I am elated to know that a Filipino-American organization has taken a position on the issue of immigration reforms.
The National Federation of Filipino American Associations (NaFFAA) adopted a stand by endorsing the Principles for Comprehensive Immigration Reforms presented by the Association of Asian American Pacific Islanders (AAAPI).
Up in the air is this big question: Will the much needed comprehensive immigration reforms be passed by the end of this year or will 2013 be another year of waiting?
There are key immigration points that will impact on the Asian and Pacific Islanders (AAPI).

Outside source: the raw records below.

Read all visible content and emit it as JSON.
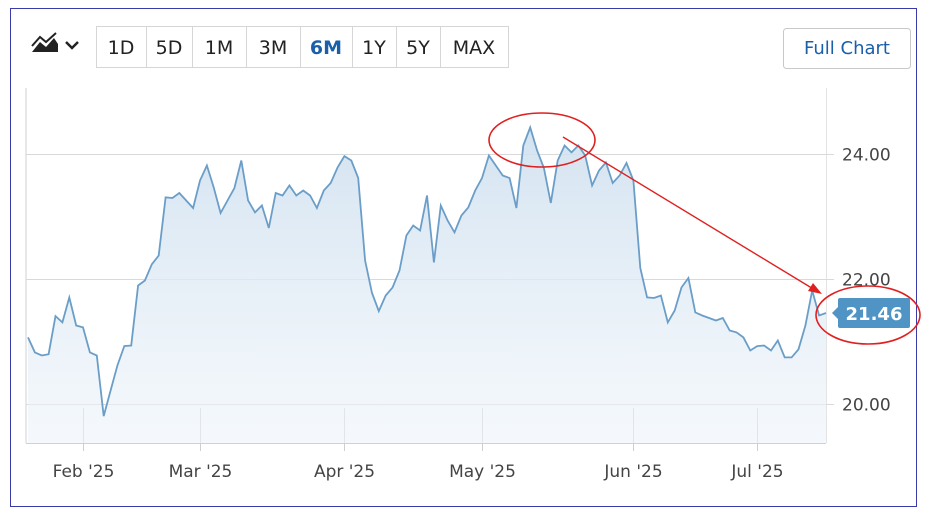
{
  "toolbar": {
    "ranges": [
      "1D",
      "5D",
      "1M",
      "3M",
      "6M",
      "1Y",
      "5Y",
      "MAX"
    ],
    "selected": "6M",
    "full_chart": "Full Chart"
  },
  "chart_data": {
    "type": "area",
    "color": "#6a9ec8",
    "categories": [
      null,
      null,
      null,
      null,
      null,
      null,
      null,
      null,
      "Feb '25",
      null,
      null,
      null,
      null,
      null,
      null,
      null,
      null,
      null,
      null,
      null,
      null,
      null,
      null,
      null,
      null,
      "Mar '25",
      null,
      null,
      null,
      null,
      null,
      null,
      null,
      null,
      null,
      null,
      null,
      null,
      null,
      null,
      null,
      null,
      null,
      null,
      null,
      null,
      "Apr '25",
      null,
      null,
      null,
      null,
      null,
      null,
      null,
      null,
      null,
      null,
      null,
      null,
      null,
      null,
      null,
      null,
      null,
      null,
      null,
      "May '25",
      null,
      null,
      null,
      null,
      null,
      null,
      null,
      null,
      null,
      null,
      null,
      null,
      null,
      null,
      null,
      null,
      null,
      null,
      null,
      null,
      null,
      "Jun '25",
      null,
      null,
      null,
      null,
      null,
      null,
      null,
      null,
      null,
      null,
      null,
      null,
      null,
      null,
      null,
      null,
      null,
      "Jul '25",
      null,
      null,
      null,
      null,
      null,
      null,
      null,
      null,
      null,
      null
    ],
    "values": [
      21.07,
      20.83,
      20.78,
      20.8,
      21.41,
      21.31,
      21.71,
      21.26,
      21.23,
      20.83,
      20.78,
      19.81,
      20.22,
      20.62,
      20.93,
      20.94,
      21.9,
      21.98,
      22.24,
      22.38,
      23.31,
      23.3,
      23.38,
      23.26,
      23.14,
      23.58,
      23.82,
      23.47,
      23.06,
      23.26,
      23.46,
      23.9,
      23.26,
      23.07,
      23.18,
      22.82,
      23.38,
      23.34,
      23.5,
      23.34,
      23.42,
      23.34,
      23.14,
      23.42,
      23.54,
      23.79,
      23.97,
      23.9,
      23.62,
      22.3,
      21.78,
      21.49,
      21.74,
      21.87,
      22.14,
      22.7,
      22.86,
      22.78,
      23.34,
      22.27,
      23.18,
      22.94,
      22.75,
      23.02,
      23.15,
      23.42,
      23.62,
      23.98,
      23.82,
      23.66,
      23.62,
      23.14,
      24.14,
      24.43,
      24.06,
      23.78,
      23.22,
      23.9,
      24.14,
      24.03,
      24.14,
      23.98,
      23.5,
      23.74,
      23.87,
      23.54,
      23.66,
      23.86,
      23.58,
      22.18,
      21.71,
      21.7,
      21.74,
      21.31,
      21.5,
      21.87,
      22.02,
      21.47,
      21.42,
      21.38,
      21.34,
      21.38,
      21.18,
      21.15,
      21.07,
      20.86,
      20.93,
      20.94,
      20.86,
      21.02,
      20.75,
      20.75,
      20.88,
      21.26,
      21.82,
      21.42,
      21.46
    ],
    "ylim": [
      19.38,
      25.06
    ],
    "yticks": [
      {
        "value": 20,
        "label": "20.00"
      },
      {
        "value": 22,
        "label": "22.00"
      },
      {
        "value": 24,
        "label": "24.00"
      }
    ],
    "grid": true
  }
}
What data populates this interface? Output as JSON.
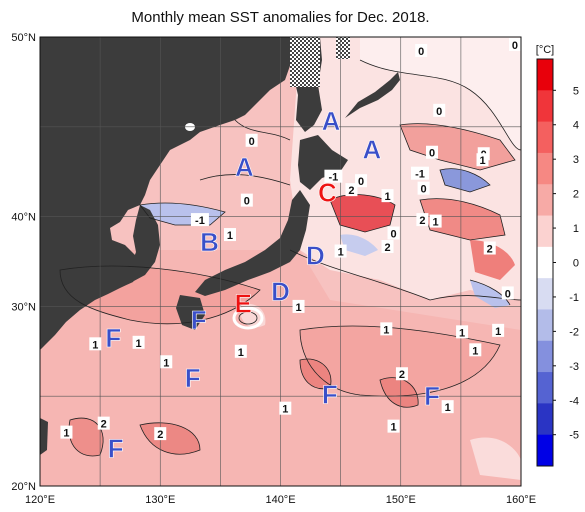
{
  "title": "Monthly mean SST anomalies for Dec. 2018.",
  "axes": {
    "x_ticks": [
      "120°E",
      "130°E",
      "140°E",
      "150°E",
      "160°E"
    ],
    "y_ticks": [
      "50°N",
      "40°N",
      "30°N",
      "20°N"
    ]
  },
  "colorbar": {
    "unit": "[°C]",
    "labels": [
      "5",
      "4",
      "3",
      "2",
      "1",
      "0",
      "-1",
      "-2",
      "-3",
      "-4",
      "-5"
    ],
    "colors": [
      "#e8000b",
      "#f0353a",
      "#f4605f",
      "#f68883",
      "#f7aaa6",
      "#fbd2d0",
      "#ffffff",
      "#d8dcf2",
      "#b3bce9",
      "#8490de",
      "#5563d2",
      "#2a34c4",
      "#0000e6"
    ]
  },
  "colors": {
    "land": "#3c3c3c",
    "sea_warm": "#f6b8b5",
    "sea_warmer": "#ef8c88",
    "sea_hot": "#e8505a",
    "sea_neutral": "#fbe2e1",
    "sea_cool": "#c6ccee",
    "sea_cold": "#7f8ed8",
    "region_blue": "#3a4fc8",
    "region_red": "#ee1111"
  },
  "regions": [
    {
      "code": "A",
      "color": "blue",
      "lon": 144.2,
      "lat": 44.4
    },
    {
      "code": "A",
      "color": "blue",
      "lon": 147.6,
      "lat": 42.5
    },
    {
      "code": "A",
      "color": "blue",
      "lon": 137.0,
      "lat": 41.3
    },
    {
      "code": "B",
      "color": "blue",
      "lon": 134.1,
      "lat": 36.3
    },
    {
      "code": "C",
      "color": "red",
      "lon": 143.9,
      "lat": 39.6
    },
    {
      "code": "D",
      "color": "blue",
      "lon": 142.9,
      "lat": 35.4
    },
    {
      "code": "D",
      "color": "blue",
      "lon": 140.0,
      "lat": 33.0
    },
    {
      "code": "E",
      "color": "red",
      "lon": 136.9,
      "lat": 32.2
    },
    {
      "code": "F",
      "color": "blue",
      "lon": 133.2,
      "lat": 31.1
    },
    {
      "code": "F",
      "color": "blue",
      "lon": 126.1,
      "lat": 29.9
    },
    {
      "code": "F",
      "color": "blue",
      "lon": 132.7,
      "lat": 27.2
    },
    {
      "code": "F",
      "color": "blue",
      "lon": 144.1,
      "lat": 26.1
    },
    {
      "code": "F",
      "color": "blue",
      "lon": 152.6,
      "lat": 26.0
    },
    {
      "code": "F",
      "color": "blue",
      "lon": 126.3,
      "lat": 22.5
    }
  ],
  "contour_labels": [
    {
      "text": "0",
      "lon": 151.7,
      "lat": 49.0
    },
    {
      "text": "0",
      "lon": 159.5,
      "lat": 49.4
    },
    {
      "text": "0",
      "lon": 153.2,
      "lat": 45.0
    },
    {
      "text": "0",
      "lon": 137.6,
      "lat": 43.0
    },
    {
      "text": "0",
      "lon": 152.6,
      "lat": 42.2
    },
    {
      "text": "0",
      "lon": 156.9,
      "lat": 42.1
    },
    {
      "text": "1",
      "lon": 156.8,
      "lat": 41.7
    },
    {
      "text": "-1",
      "lon": 151.6,
      "lat": 40.8
    },
    {
      "text": "-1",
      "lon": 144.4,
      "lat": 40.6
    },
    {
      "text": "0",
      "lon": 146.7,
      "lat": 40.3
    },
    {
      "text": "2",
      "lon": 145.9,
      "lat": 39.7
    },
    {
      "text": "0",
      "lon": 151.9,
      "lat": 39.8
    },
    {
      "text": "1",
      "lon": 148.9,
      "lat": 39.3
    },
    {
      "text": "0",
      "lon": 137.2,
      "lat": 39.0
    },
    {
      "text": "-1",
      "lon": 133.3,
      "lat": 37.7
    },
    {
      "text": "1",
      "lon": 152.9,
      "lat": 37.6
    },
    {
      "text": "2",
      "lon": 151.8,
      "lat": 37.7
    },
    {
      "text": "1",
      "lon": 135.8,
      "lat": 36.7
    },
    {
      "text": "0",
      "lon": 149.4,
      "lat": 36.8
    },
    {
      "text": "2",
      "lon": 148.9,
      "lat": 35.9
    },
    {
      "text": "1",
      "lon": 145.0,
      "lat": 35.6
    },
    {
      "text": "2",
      "lon": 157.4,
      "lat": 35.8
    },
    {
      "text": "0",
      "lon": 158.9,
      "lat": 32.8
    },
    {
      "text": "1",
      "lon": 141.5,
      "lat": 31.9
    },
    {
      "text": "1",
      "lon": 148.8,
      "lat": 30.4
    },
    {
      "text": "1",
      "lon": 155.1,
      "lat": 30.2
    },
    {
      "text": "1",
      "lon": 158.1,
      "lat": 30.3
    },
    {
      "text": "1",
      "lon": 124.6,
      "lat": 29.4
    },
    {
      "text": "1",
      "lon": 128.2,
      "lat": 29.5
    },
    {
      "text": "1",
      "lon": 156.2,
      "lat": 29.0
    },
    {
      "text": "1",
      "lon": 136.7,
      "lat": 28.9
    },
    {
      "text": "1",
      "lon": 130.5,
      "lat": 28.2
    },
    {
      "text": "2",
      "lon": 150.1,
      "lat": 27.4
    },
    {
      "text": "1",
      "lon": 140.4,
      "lat": 25.1
    },
    {
      "text": "1",
      "lon": 153.9,
      "lat": 25.2
    },
    {
      "text": "2",
      "lon": 125.3,
      "lat": 24.1
    },
    {
      "text": "1",
      "lon": 149.4,
      "lat": 23.9
    },
    {
      "text": "1",
      "lon": 122.2,
      "lat": 23.5
    },
    {
      "text": "2",
      "lon": 130.0,
      "lat": 23.4
    }
  ]
}
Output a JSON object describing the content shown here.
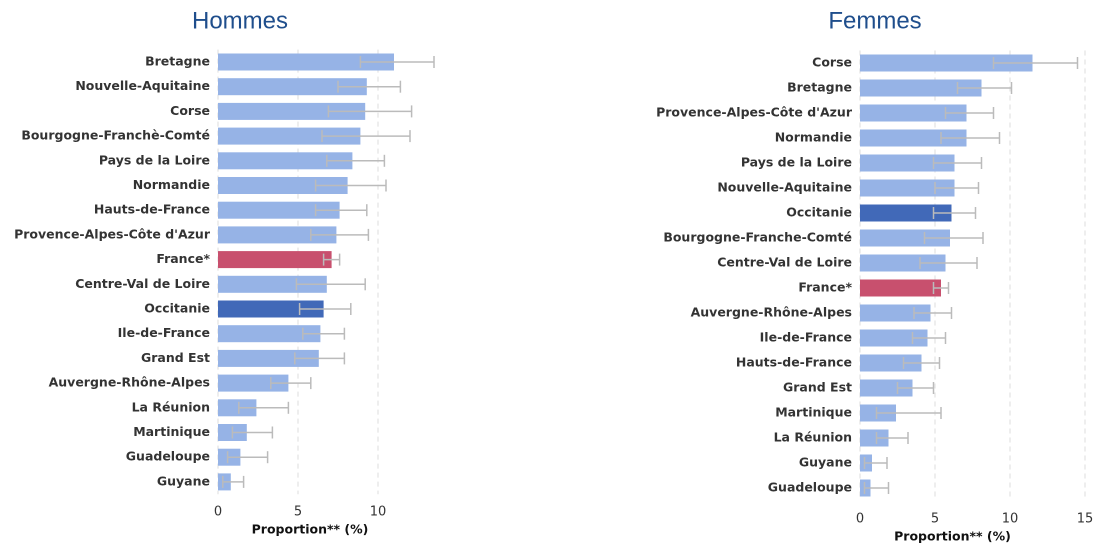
{
  "chart_data": [
    {
      "type": "bar",
      "title": "Hommes",
      "x_label": "Proportion** (%)",
      "categories": [
        "Bretagne",
        "Nouvelle-Aquitaine",
        "Corse",
        "Bourgogne-Franchè-Comté",
        "Pays de la Loire",
        "Normandie",
        "Hauts-de-France",
        "Provence-Alpes-Côte d'Azur",
        "France*",
        "Centre-Val de Loire",
        "Occitanie",
        "Ile-de-France",
        "Grand Est",
        "Auvergne-Rhône-Alpes",
        "La Réunion",
        "Martinique",
        "Guadeloupe",
        "Guyane"
      ],
      "values": [
        11.0,
        9.3,
        9.2,
        8.9,
        8.4,
        8.1,
        7.6,
        7.4,
        7.1,
        6.8,
        6.6,
        6.4,
        6.3,
        4.4,
        2.4,
        1.8,
        1.4,
        0.8
      ],
      "ci_low": [
        8.9,
        7.5,
        6.9,
        6.5,
        6.8,
        6.1,
        6.1,
        5.8,
        6.6,
        4.9,
        5.1,
        5.3,
        4.8,
        3.3,
        1.3,
        0.9,
        0.6,
        0.3
      ],
      "ci_high": [
        13.5,
        11.4,
        12.1,
        12.0,
        10.4,
        10.5,
        9.3,
        9.4,
        7.6,
        9.2,
        8.3,
        7.9,
        7.9,
        5.8,
        4.4,
        3.4,
        3.1,
        1.6
      ],
      "colors": [
        "#96b3e6",
        "#96b3e6",
        "#96b3e6",
        "#96b3e6",
        "#96b3e6",
        "#96b3e6",
        "#96b3e6",
        "#96b3e6",
        "#c8506e",
        "#96b3e6",
        "#4169b8",
        "#96b3e6",
        "#96b3e6",
        "#96b3e6",
        "#96b3e6",
        "#96b3e6",
        "#96b3e6",
        "#96b3e6"
      ],
      "xlim": [
        0,
        14
      ],
      "xticks": [
        0,
        5,
        10
      ],
      "grid": true
    },
    {
      "type": "bar",
      "title": "Femmes",
      "x_label": "Proportion** (%)",
      "categories": [
        "Corse",
        "Bretagne",
        "Provence-Alpes-Côte d'Azur",
        "Normandie",
        "Pays de la Loire",
        "Nouvelle-Aquitaine",
        "Occitanie",
        "Bourgogne-Franche-Comté",
        "Centre-Val de Loire",
        "France*",
        "Auvergne-Rhône-Alpes",
        "Ile-de-France",
        "Hauts-de-France",
        "Grand Est",
        "Martinique",
        "La Réunion",
        "Guyane",
        "Guadeloupe"
      ],
      "values": [
        11.5,
        8.1,
        7.1,
        7.1,
        6.3,
        6.3,
        6.1,
        6.0,
        5.7,
        5.4,
        4.7,
        4.5,
        4.1,
        3.5,
        2.4,
        1.9,
        0.8,
        0.7
      ],
      "ci_low": [
        8.9,
        6.5,
        5.7,
        5.4,
        4.9,
        5.0,
        4.9,
        4.3,
        4.0,
        4.9,
        3.6,
        3.5,
        2.9,
        2.5,
        1.1,
        1.1,
        0.3,
        0.3
      ],
      "ci_high": [
        14.5,
        10.1,
        8.9,
        9.3,
        8.1,
        7.9,
        7.7,
        8.2,
        7.8,
        5.9,
        6.1,
        5.7,
        5.3,
        4.9,
        5.4,
        3.2,
        1.8,
        1.9
      ],
      "colors": [
        "#96b3e6",
        "#96b3e6",
        "#96b3e6",
        "#96b3e6",
        "#96b3e6",
        "#96b3e6",
        "#4169b8",
        "#96b3e6",
        "#96b3e6",
        "#c8506e",
        "#96b3e6",
        "#96b3e6",
        "#96b3e6",
        "#96b3e6",
        "#96b3e6",
        "#96b3e6",
        "#96b3e6",
        "#96b3e6"
      ],
      "xlim": [
        0,
        15
      ],
      "xticks": [
        0,
        5,
        10,
        15
      ],
      "grid": true
    }
  ]
}
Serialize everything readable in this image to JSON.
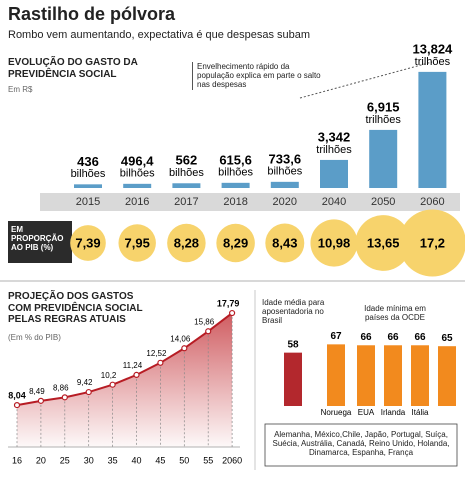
{
  "header": {
    "title": "Rastilho de pólvora",
    "subtitle": "Rombo vem aumentando, expectativa é que despesas subam"
  },
  "chart_data": [
    {
      "type": "bar",
      "title": "EVOLUÇÃO DO GASTO DA PREVIDÊNCIA SOCIAL",
      "subtitle": "Em R$",
      "annotation": "Envelhecimento rápido da população explica em parte o salto nas despesas",
      "categories": [
        "2015",
        "2016",
        "2017",
        "2018",
        "2020",
        "2040",
        "2050",
        "2060"
      ],
      "values": [
        436,
        496.4,
        562,
        615.6,
        733.6,
        3342,
        6915,
        13824
      ],
      "value_labels": [
        "436",
        "496,4",
        "562",
        "615,6",
        "733,6",
        "3,342",
        "6,915",
        "13,824"
      ],
      "value_units": [
        "bilhões",
        "bilhões",
        "bilhões",
        "bilhões",
        "bilhões",
        "trilhões",
        "trilhões",
        "trilhões"
      ],
      "color": "#5b9dc8"
    },
    {
      "type": "bubble",
      "title": "EM PROPORÇÃO AO PIB (%)",
      "values": [
        7.39,
        7.95,
        8.28,
        8.29,
        8.43,
        10.98,
        13.65,
        17.2
      ],
      "value_labels": [
        "7,39",
        "7,95",
        "8,28",
        "8,29",
        "8,43",
        "10,98",
        "13,65",
        "17,2"
      ],
      "color": "#f7d36c"
    },
    {
      "type": "area",
      "title": "PROJEÇÃO DOS GASTOS COM PREVIDÊNCIA SOCIAL PELAS REGRAS ATUAIS",
      "subtitle": "(Em % do PIB)",
      "categories": [
        "16",
        "20",
        "25",
        "30",
        "35",
        "40",
        "45",
        "50",
        "55",
        "2060"
      ],
      "values": [
        8.04,
        8.49,
        8.86,
        9.42,
        10.2,
        11.24,
        12.52,
        14.06,
        15.86,
        17.79
      ],
      "value_labels": [
        "8,04",
        "8,49",
        "8,86",
        "9,42",
        "10,2",
        "11,24",
        "12,52",
        "14,06",
        "15,86",
        "17,79"
      ],
      "color": "#b71c24"
    },
    {
      "type": "bar",
      "groups": [
        "Idade média para aposentadoria no Brasil",
        "Idade mínima em países da OCDE"
      ],
      "categories": [
        null,
        "Noruega",
        "EUA",
        "Irlanda",
        "Itália",
        null
      ],
      "values": [
        58,
        67,
        66,
        66,
        66,
        65
      ],
      "colors": [
        "#b3282d",
        "#f28a1e",
        "#f28a1e",
        "#f28a1e",
        "#f28a1e",
        "#f28a1e"
      ],
      "note": "Alemanha, México,Chile, Japão, Portugal, Suíça, Suécia, Austrália, Canadá, Reino Unido, Holanda, Dinamarca, Espanha, França"
    }
  ]
}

Based on data made available by groups advocating immigration reforms, there are some 1.3 million AAPIs who are undocumented, and the path to citizenship as defined by the Obama administration is the practical solution to the problem.
One of eight eligible Dream ACT immigrant youths is of Asian and Pacific Islander descent. And nearly two million Asians are working hard to be reunited with members of their families who are left in their native countries.
For the aforementioned reasons, I urge individuals and organizations to support immigration reforms.
There are several groups supporting the immigration-reform campaign, and there is an urgent need to link up with them. These include the following:
The Asian American Center for Advancing Justice Statement of Principles on Immigration Reforms, apalc.org/sites/default/files/Advancing Justice AAPI Principles on Immigration Reform.pdf; Asian American Center for Advancing Justice Reuniting Families Campaign, http:llwww.advancingequality.org/reuniting-families;
Alliance for immigrant Rights and Reform-Michigan, http://www.michiganimmigrationreform.org/; Dignity Campaign, http://dignitycampaign.org/.
Dignity Campaign has a few South Asian and Filipino organizations as members.
President Obama and the bipartisan Senate “Gang of 8” released recently immigration principles, but what is missing, according to several groups, is a guiding principle for the reunion of families whose members were split apart and deported.
The good news is that Congressman Mike Honda (San Jose, CA D17) has introduced a bill (HR 717) entitled Reuniting Family Act, which is similar to a bill introduced in the past. This bill, if enacted into law, would authorize the use of unused visa to reduce the backlog.
It also allows flexibility for administrative judges to address the hardship of families and Filipino World War 2 veterans with their children given priority in the issuance of immigration visas.
In a development, Senator Mazie K. Hirono of Hawaii introduced a bill which seeks to facilitate the reunion of Filipino World War 2 veterans with their families. Senator Hirono mentioned in her press release that the backlog in the processing of applications for immigration by Filipinos applications is so heavy that some cases have been on file for over 20 years. The veterans, now in their 80s and 90s, have long waited for their reunion with their families.
I am confident, though, that this specific immigration reform will be included in the final proposal for a comprehensive immigration law.